Noting that there had been some 3,000 applicants for the pilot project, Ashkenazi regretted that it had been limited to 50 soldiers.

“But the tens will become hundreds and the hundreds will become thousands,” he said. “This is an important ambition with a significant investment.”

Peres congratulated Defense Minister Ehud Barak and Ashkenazi for having the courage to introduce a new concept to the IDF.

“What looks like a small step today, will be one of the great achievements of the State of Israel,” he predicted. “It is an important phase in continuing to strengthen the foundations of the IDF.”

Whereas Zionism was once expressed in working the land, said Peres, it is now science that influences everything we do.

Addressing the soldier-students, Peres added, “You are the best, which is why you are the first to embark on this program.The world is changing rapidly, spurred by ongoing scientific developments. In 10 years’ time, the world will be completely different from what it is today, and it will be different because of science. You will be part of that revolutionary change.”

Barak credited the soldiers for their part in making Israel a strong and secure state, and declared that Israel’s amazing achievements in the relatively short span of 62 years could be attributed to talented visionaries.

Israel’s scientific accomplishments are beneficial not only to Israel, but to the entire world, the defense minister added.

“You will continue to carry the torch of that development, and you will continue to be the backbone of Israel’s scientific progress and security. Whoever stands still will remain behind. Today, we are taking a significant step towards the future,” he said.

Education Minister Gideon Sa’ar praised Peres as a man of vision and initiative, whose farsightedness had led to many breakthroughs, of which the Academic Patrol was yet another example.

“This is a first step in integrating army service with academic studies,” said Saar, emphasizing that the time gap between school and university was much too long.

One of the benefits of the new project he said, was that people would be able to join the work force sooner than in the past. He welcomed the program as an opportunity for reciprocity, to give Israel’s young men and women who were contributing to national security the opportunity to learn while serving.
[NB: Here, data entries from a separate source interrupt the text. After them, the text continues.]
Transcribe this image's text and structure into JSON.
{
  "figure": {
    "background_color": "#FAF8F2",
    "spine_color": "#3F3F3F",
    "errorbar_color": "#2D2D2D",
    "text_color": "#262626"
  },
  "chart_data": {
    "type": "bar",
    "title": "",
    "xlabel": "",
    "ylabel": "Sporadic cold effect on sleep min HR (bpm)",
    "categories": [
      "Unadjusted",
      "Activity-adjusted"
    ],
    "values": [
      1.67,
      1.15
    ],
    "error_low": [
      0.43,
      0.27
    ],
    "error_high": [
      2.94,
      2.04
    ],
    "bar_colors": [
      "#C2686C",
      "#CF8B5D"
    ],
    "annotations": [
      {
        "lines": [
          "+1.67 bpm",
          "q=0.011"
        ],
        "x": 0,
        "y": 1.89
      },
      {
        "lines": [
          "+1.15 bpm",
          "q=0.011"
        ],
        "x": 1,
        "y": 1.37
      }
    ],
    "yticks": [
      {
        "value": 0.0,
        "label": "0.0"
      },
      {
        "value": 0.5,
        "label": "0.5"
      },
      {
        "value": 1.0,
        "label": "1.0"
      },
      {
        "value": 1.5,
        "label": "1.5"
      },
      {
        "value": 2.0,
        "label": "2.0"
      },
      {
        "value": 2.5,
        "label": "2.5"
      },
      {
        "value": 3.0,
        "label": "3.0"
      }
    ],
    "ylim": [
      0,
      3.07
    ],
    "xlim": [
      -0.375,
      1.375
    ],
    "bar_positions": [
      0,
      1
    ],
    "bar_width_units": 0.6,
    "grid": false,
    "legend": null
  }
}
Saar was pleased that the project had been given the green light by Israel’s Council for Higher Education and said that ways were being worked out to provide greater incentives and more budget for study.

Saar said that the Open University, which has grown steadily since it opened in October 1976, was a good platform not only for this project, but also for a similar project that would enable haredim to acquire academic qualifications without having to compromise their values.

Saar now wants to involve Israel’s hi-tech companies in the program, so that they will have an ongoing connection with the best and the brightest, whom they will then be able to absorb in their operations, thereby contributing not only to security and to scientific advancement but also to the economy.

Open University President Hagit Messer-Yaron said that she was proud to be associated with one of the most important flagships of the IDF and the education system.

“We were recruited to help fulfill the vision of the president,” she said, and praised Open University faculty staff for devising a curriculum that will result in a “social, educational and scientific revolution.”